Sur un site Internet
vantant l'amour libre, il est précisé que « l'amour libre »
implique « bien évidemment le respect de la parole donnée qui
est la condition impérative de l'harmonie dans une société
libre. » Ainsi, la morale traditionnelle qui est présentée
comme niée est rétablie aussitôt au nom de « l'harmonie ».
Harmonie dont la nature et le contenu exact n'est pas précisé.
Sur un site Internet
prônant la jouissance, l'auteur s'empresse de préciser qu'il n'y a
pas de « vraie jouissance sans confiance, et pas de confiance
sans attachement. » Là également la morale traditionnelle est
plébiscitée, au nom de la « vraie jouissance ». En quoi
consiste cette « vraie jouissance », et aussi quelle est
la nature de la fausse que l'existence de la vraie implique
visiblement ? Mystère.
Le moteur du « sexe »
serait « le désir ». Moteur indispensable, car sinon, oh
horreur ! À en croire un site Internet, votre « relation de
couple » risquerait très rapidement de se transformer « en
amitié », voire pire encore : « en relation de voisin de
palier » !
Mais là, apparaît un
problème : Monsieur veut tout le temps, pas Madame, comment peut-on
arranger ça sans déranger Monsieur ? D'abord l'excuser, le pauvre,
s'il emmerde sans arrêt les nanas en prétendant les sauter, ce
n'est absolument pas de sa faute ni de sa responsabilité. C'est la
faute à la testotérone. Il n'est pas infidèle, il est juste plus
motivé pour le cul que Madame, qu'il reluquera avec insistance quand
il rentrera le soir du boulot. Et puis aussi, s'il est
perpétuellement en train d'emmerder les nanas, c'est à cause de sa
conformation physique. Son pénis est dehors. Tandis que le vagin est
dedans. Tout le problème vient d'une question de différence de
morphologie. Si ! Si ! C'est vrai. Je l'ai lu sur Internet.
Continuant à excuser le
priapisme masculin, un autre site Internet l'explique par « le
désir de procréation présent chez l'homme depuis la nuit des
temps. » Connaissant la mentalité et les discours des
dragueurs, on a ici le droit de rire.
L'ignorance de la
physiologie masculine amène un site Internet à présenter
l'éjaculation comme « le plaisir ultime » de l'homme.
Sachant que le plaisir donné par l'éjaculation peut s'évaluer de
moins seize à plus seize, on voit l'ignorance dont témoigne ce
propos.
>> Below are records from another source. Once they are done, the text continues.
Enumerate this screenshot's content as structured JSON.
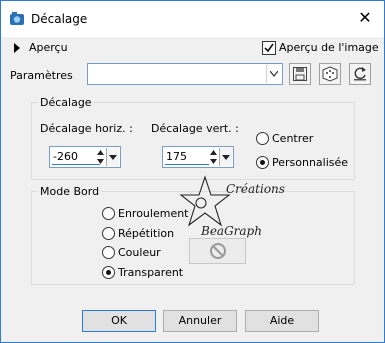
{
  "window": {
    "title": "Décalage"
  },
  "top": {
    "apercu_label": "Aperçu",
    "apercu_image_label": "Aperçu de l'image",
    "apercu_image_checked": true
  },
  "params": {
    "label": "Paramètres",
    "combo_value": ""
  },
  "decalage": {
    "legend": "Décalage",
    "horiz_label": "Décalage horiz. :",
    "horiz_value": "-260",
    "vert_label": "Décalage vert. :",
    "vert_value": "175",
    "options": [
      {
        "label": "Centrer",
        "selected": false
      },
      {
        "label": "Personnalisée",
        "selected": true
      }
    ]
  },
  "mode_bord": {
    "legend": "Mode Bord",
    "options": [
      {
        "label": "Enroulement",
        "selected": false
      },
      {
        "label": "Répétition",
        "selected": false
      },
      {
        "label": "Couleur",
        "selected": false
      },
      {
        "label": "Transparent",
        "selected": true
      }
    ]
  },
  "watermark": {
    "line1": "Créations",
    "line2": "BeaGraph"
  },
  "buttons": {
    "ok": "OK",
    "cancel": "Annuler",
    "help": "Aide"
  },
  "colors": {
    "accent": "#2d7bd6",
    "background": "#f0f0f0"
  }
}
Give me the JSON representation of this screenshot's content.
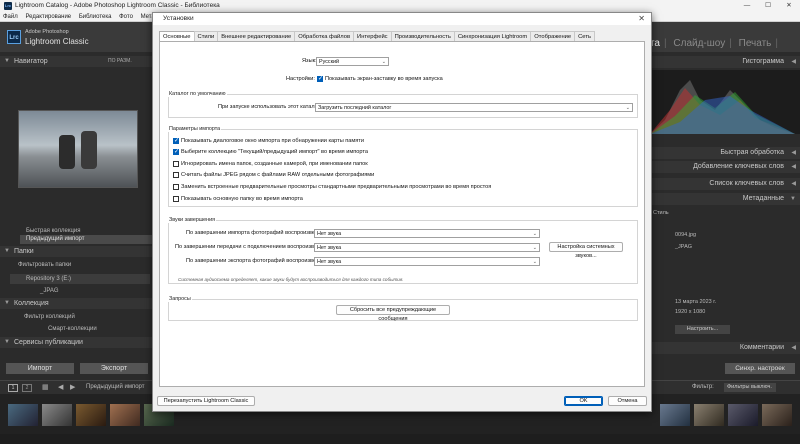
{
  "window": {
    "title": "Lightroom Catalog - Adobe Photoshop Lightroom Classic - Библиотека",
    "menu": [
      "Файл",
      "Редактирование",
      "Библиотека",
      "Фото",
      "Метаданные"
    ]
  },
  "identity": {
    "line1": "Adobe Photoshop",
    "line2": "Lightroom Classic",
    "logo": "Lrc"
  },
  "modules": [
    "Книга",
    "Слайд-шоу",
    "Печать"
  ],
  "left_panel": {
    "navigator": "Навигатор",
    "navigator_fit": "ПО РАЗМ.",
    "collections_items": [
      "Быстрая коллекция",
      "Предыдущий импорт"
    ],
    "folders": "Папки",
    "filter_folders": "Фильтровать папки",
    "volume": "Repository 3 (E:)",
    "folder_item": "_JPAG",
    "collections": "Коллекция",
    "filter_collections": "Фильтр коллекций",
    "smart_collections": "Смарт-коллекции",
    "publish_services": "Сервисы публикации",
    "import_btn": "Импорт",
    "export_btn": "Экспорт"
  },
  "right_panel": {
    "histogram": "Гистограмма",
    "quick_develop": "Быстрая обработка",
    "add_keywords": "Добавление ключевых слов",
    "keyword_list": "Список ключевых слов",
    "metadata": "Метаданные",
    "preset_label": "Стиль",
    "filename": "0094.jpg",
    "folder": "_JPAG",
    "date": "13 марта 2023 г.",
    "dimensions": "1920 x 1080",
    "customize": "Настроить...",
    "comments": "Комментарии",
    "sync_btn": "Синхр. настроек"
  },
  "toolbar": {
    "prev_import": "Предыдущий импорт",
    "filter_label": "Фильтр:",
    "filter_value": "Фильтры выключ."
  },
  "dialog": {
    "title": "Установки",
    "close": "✕",
    "tabs": [
      "Основные",
      "Стили",
      "Внешнее редактирование",
      "Обработка файлов",
      "Интерфейс",
      "Производительность",
      "Синхронизация Lightroom",
      "Отображение",
      "Сеть"
    ],
    "language_label": "Язык:",
    "language_value": "Русский",
    "settings_label": "Настройки:",
    "splash_label": "Показывать экран-заставку во время запуска",
    "splash_checked": true,
    "catalog_group": "Каталог по умолчанию",
    "catalog_label": "При запуске использовать этот каталог:",
    "catalog_value": "Загрузить последний каталог",
    "import_group": "Параметры импорта",
    "import_options": [
      {
        "label": "Показывать диалоговое окно импорта при обнаружении карты памяти",
        "checked": true
      },
      {
        "label": "Выберите коллекцию \"Текущий/предыдущий импорт\" во время импорта",
        "checked": true
      },
      {
        "label": "Игнорировать имена папок, созданные камерой, при именовании папок",
        "checked": false
      },
      {
        "label": "Считать файлы JPEG рядом с файлами RAW отдельными фотографиями",
        "checked": false
      },
      {
        "label": "Заменить встроенные предварительные просмотры стандартными предварительными просмотрами во время простоя",
        "checked": false
      },
      {
        "label": "Показывать основную папку во время импорта",
        "checked": false
      }
    ],
    "sounds_group": "Звуки завершения",
    "sound1_label": "По завершении импорта фотографий воспроизвести:",
    "sound1_value": "Нет звука",
    "sound2_label": "По завершении передачи с подключением воспроизвести:",
    "sound2_value": "Нет звука",
    "sound3_label": "По завершении экспорта фотографий воспроизвести:",
    "sound3_value": "Нет звука",
    "system_sounds_btn": "Настройка системных звуков...",
    "sounds_note": "Системная аудиосхема определяет, какие звуки будут воспроизводиться для каждого типа события.",
    "prompts_group": "Запросы",
    "reset_btn": "Сбросить все предупреждающие сообщения",
    "restart_btn": "Перезапустить Lightroom Classic",
    "ok_btn": "OK",
    "cancel_btn": "Отмена"
  },
  "colors": {
    "accent": "#005fb8",
    "panel": "#2b2b2b"
  }
}
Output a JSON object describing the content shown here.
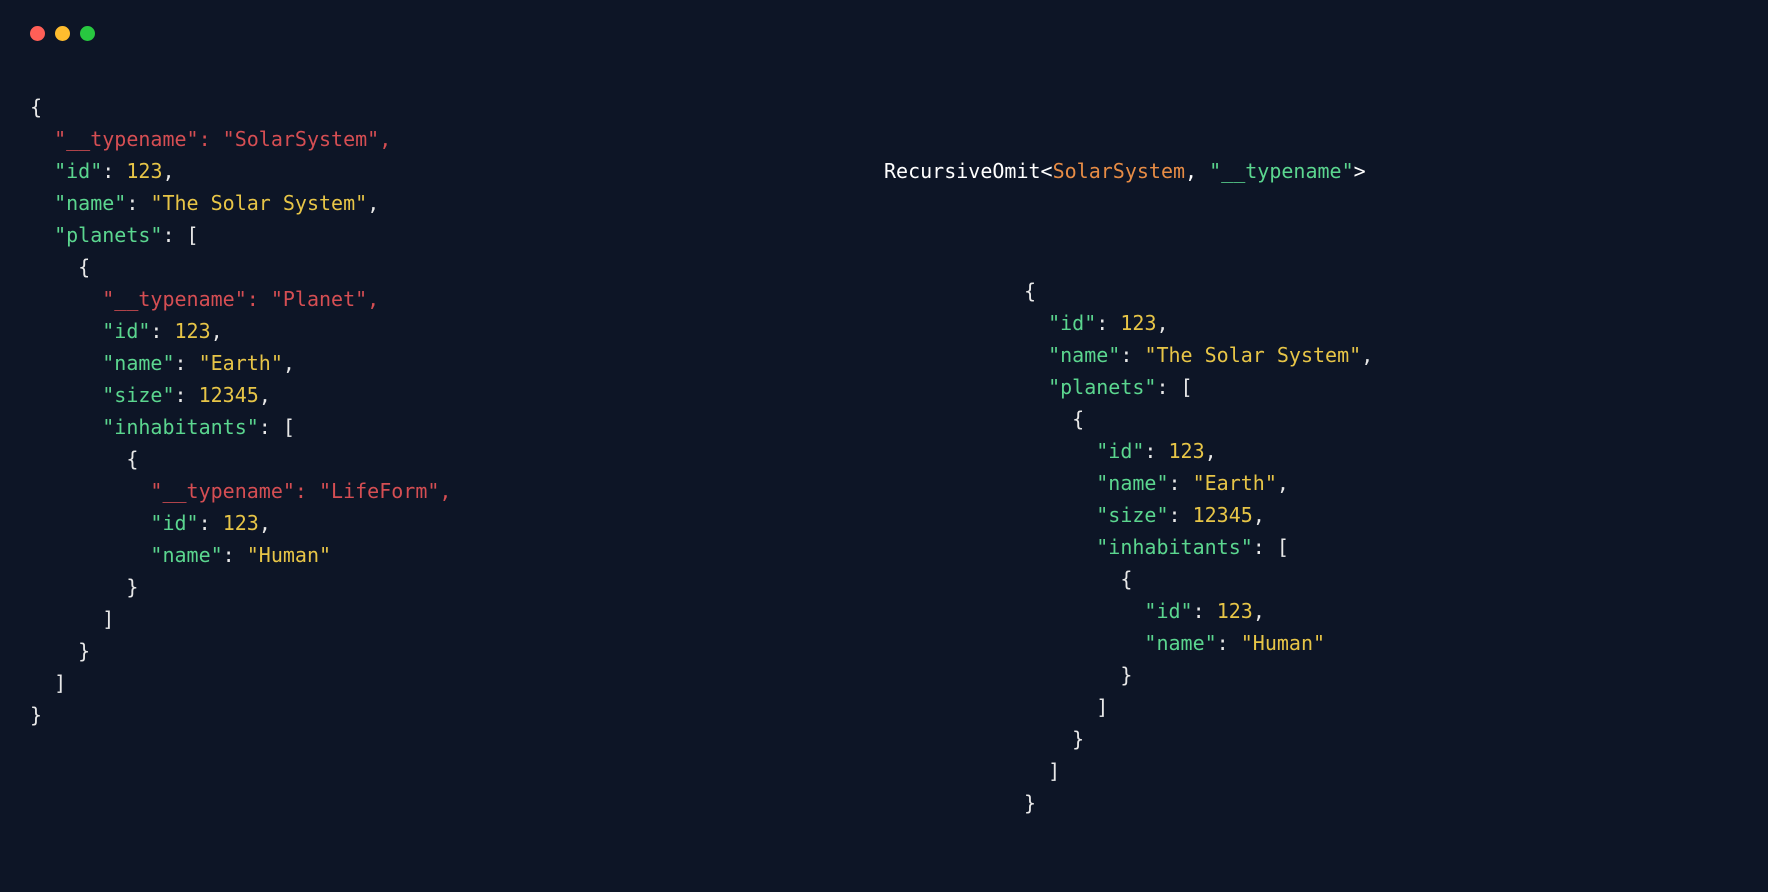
{
  "colors": {
    "background": "#0d1526",
    "text": "#e8e8e8",
    "key": "#5bd68f",
    "value": "#e7c547",
    "omitted": "#d54e53",
    "typeName": "#e78c45",
    "dotRed": "#ff5f57",
    "dotYellow": "#febc2e",
    "dotGreen": "#28c840"
  },
  "header": {
    "fn": "RecursiveOmit",
    "lt": "<",
    "typeName": "SolarSystem",
    "comma": ", ",
    "omitKey": "\"__typename\"",
    "gt": ">"
  },
  "left": [
    {
      "indent": 0,
      "segs": [
        {
          "t": "{",
          "c": "punc"
        }
      ]
    },
    {
      "indent": 1,
      "segs": [
        {
          "t": "\"__typename\": \"SolarSystem\",",
          "c": "omit"
        }
      ]
    },
    {
      "indent": 1,
      "segs": [
        {
          "t": "\"id\"",
          "c": "key"
        },
        {
          "t": ": ",
          "c": "punc"
        },
        {
          "t": "123",
          "c": "num"
        },
        {
          "t": ",",
          "c": "punc"
        }
      ]
    },
    {
      "indent": 1,
      "segs": [
        {
          "t": "\"name\"",
          "c": "key"
        },
        {
          "t": ": ",
          "c": "punc"
        },
        {
          "t": "\"The Solar System\"",
          "c": "str"
        },
        {
          "t": ",",
          "c": "punc"
        }
      ]
    },
    {
      "indent": 1,
      "segs": [
        {
          "t": "\"planets\"",
          "c": "key"
        },
        {
          "t": ": [",
          "c": "punc"
        }
      ]
    },
    {
      "indent": 2,
      "segs": [
        {
          "t": "{",
          "c": "punc"
        }
      ]
    },
    {
      "indent": 3,
      "segs": [
        {
          "t": "\"__typename\": \"Planet\",",
          "c": "omit"
        }
      ]
    },
    {
      "indent": 3,
      "segs": [
        {
          "t": "\"id\"",
          "c": "key"
        },
        {
          "t": ": ",
          "c": "punc"
        },
        {
          "t": "123",
          "c": "num"
        },
        {
          "t": ",",
          "c": "punc"
        }
      ]
    },
    {
      "indent": 3,
      "segs": [
        {
          "t": "\"name\"",
          "c": "key"
        },
        {
          "t": ": ",
          "c": "punc"
        },
        {
          "t": "\"Earth\"",
          "c": "str"
        },
        {
          "t": ",",
          "c": "punc"
        }
      ]
    },
    {
      "indent": 3,
      "segs": [
        {
          "t": "\"size\"",
          "c": "key"
        },
        {
          "t": ": ",
          "c": "punc"
        },
        {
          "t": "12345",
          "c": "num"
        },
        {
          "t": ",",
          "c": "punc"
        }
      ]
    },
    {
      "indent": 3,
      "segs": [
        {
          "t": "\"inhabitants\"",
          "c": "key"
        },
        {
          "t": ": [",
          "c": "punc"
        }
      ]
    },
    {
      "indent": 4,
      "segs": [
        {
          "t": "{",
          "c": "punc"
        }
      ]
    },
    {
      "indent": 5,
      "segs": [
        {
          "t": "\"__typename\": \"LifeForm\",",
          "c": "omit"
        }
      ]
    },
    {
      "indent": 5,
      "segs": [
        {
          "t": "\"id\"",
          "c": "key"
        },
        {
          "t": ": ",
          "c": "punc"
        },
        {
          "t": "123",
          "c": "num"
        },
        {
          "t": ",",
          "c": "punc"
        }
      ]
    },
    {
      "indent": 5,
      "segs": [
        {
          "t": "\"name\"",
          "c": "key"
        },
        {
          "t": ": ",
          "c": "punc"
        },
        {
          "t": "\"Human\"",
          "c": "str"
        }
      ]
    },
    {
      "indent": 4,
      "segs": [
        {
          "t": "}",
          "c": "punc"
        }
      ]
    },
    {
      "indent": 3,
      "segs": [
        {
          "t": "]",
          "c": "punc"
        }
      ]
    },
    {
      "indent": 2,
      "segs": [
        {
          "t": "}",
          "c": "punc"
        }
      ]
    },
    {
      "indent": 1,
      "segs": [
        {
          "t": "]",
          "c": "punc"
        }
      ]
    },
    {
      "indent": 0,
      "segs": [
        {
          "t": "}",
          "c": "punc"
        }
      ]
    }
  ],
  "right": [
    {
      "indent": 0,
      "segs": [
        {
          "t": "{",
          "c": "punc"
        }
      ]
    },
    {
      "indent": 1,
      "segs": [
        {
          "t": "\"id\"",
          "c": "key"
        },
        {
          "t": ": ",
          "c": "punc"
        },
        {
          "t": "123",
          "c": "num"
        },
        {
          "t": ",",
          "c": "punc"
        }
      ]
    },
    {
      "indent": 1,
      "segs": [
        {
          "t": "\"name\"",
          "c": "key"
        },
        {
          "t": ": ",
          "c": "punc"
        },
        {
          "t": "\"The Solar System\"",
          "c": "str"
        },
        {
          "t": ",",
          "c": "punc"
        }
      ]
    },
    {
      "indent": 1,
      "segs": [
        {
          "t": "\"planets\"",
          "c": "key"
        },
        {
          "t": ": [",
          "c": "punc"
        }
      ]
    },
    {
      "indent": 2,
      "segs": [
        {
          "t": "{",
          "c": "punc"
        }
      ]
    },
    {
      "indent": 3,
      "segs": [
        {
          "t": "\"id\"",
          "c": "key"
        },
        {
          "t": ": ",
          "c": "punc"
        },
        {
          "t": "123",
          "c": "num"
        },
        {
          "t": ",",
          "c": "punc"
        }
      ]
    },
    {
      "indent": 3,
      "segs": [
        {
          "t": "\"name\"",
          "c": "key"
        },
        {
          "t": ": ",
          "c": "punc"
        },
        {
          "t": "\"Earth\"",
          "c": "str"
        },
        {
          "t": ",",
          "c": "punc"
        }
      ]
    },
    {
      "indent": 3,
      "segs": [
        {
          "t": "\"size\"",
          "c": "key"
        },
        {
          "t": ": ",
          "c": "punc"
        },
        {
          "t": "12345",
          "c": "num"
        },
        {
          "t": ",",
          "c": "punc"
        }
      ]
    },
    {
      "indent": 3,
      "segs": [
        {
          "t": "\"inhabitants\"",
          "c": "key"
        },
        {
          "t": ": [",
          "c": "punc"
        }
      ]
    },
    {
      "indent": 4,
      "segs": [
        {
          "t": "{",
          "c": "punc"
        }
      ]
    },
    {
      "indent": 5,
      "segs": [
        {
          "t": "\"id\"",
          "c": "key"
        },
        {
          "t": ": ",
          "c": "punc"
        },
        {
          "t": "123",
          "c": "num"
        },
        {
          "t": ",",
          "c": "punc"
        }
      ]
    },
    {
      "indent": 5,
      "segs": [
        {
          "t": "\"name\"",
          "c": "key"
        },
        {
          "t": ": ",
          "c": "punc"
        },
        {
          "t": "\"Human\"",
          "c": "str"
        }
      ]
    },
    {
      "indent": 4,
      "segs": [
        {
          "t": "}",
          "c": "punc"
        }
      ]
    },
    {
      "indent": 3,
      "segs": [
        {
          "t": "]",
          "c": "punc"
        }
      ]
    },
    {
      "indent": 2,
      "segs": [
        {
          "t": "}",
          "c": "punc"
        }
      ]
    },
    {
      "indent": 1,
      "segs": [
        {
          "t": "]",
          "c": "punc"
        }
      ]
    },
    {
      "indent": 0,
      "segs": [
        {
          "t": "}",
          "c": "punc"
        }
      ]
    }
  ]
}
Ignorance qui éclate deux phrases plus loin, quand le même
auteur prétend que l'érection du réveil est « sexuelle »
alors qu'elle ne l'est pas. Et n'a rien à voir avec un quelconque
désir de coït.
Mais quand l'homme le
soir a une érection réglée à trois heures vingt et pas à midi ou treize
heures, et se réveille avec une érection réglée sur midi ou
treize heures, il veut en profiter et empêche sa compagne de finir
sa nuit de sommeil. Son priapisme frénétique conduira un jour
l'homme à voir son sexe obstinément réglé sur six heures et demi.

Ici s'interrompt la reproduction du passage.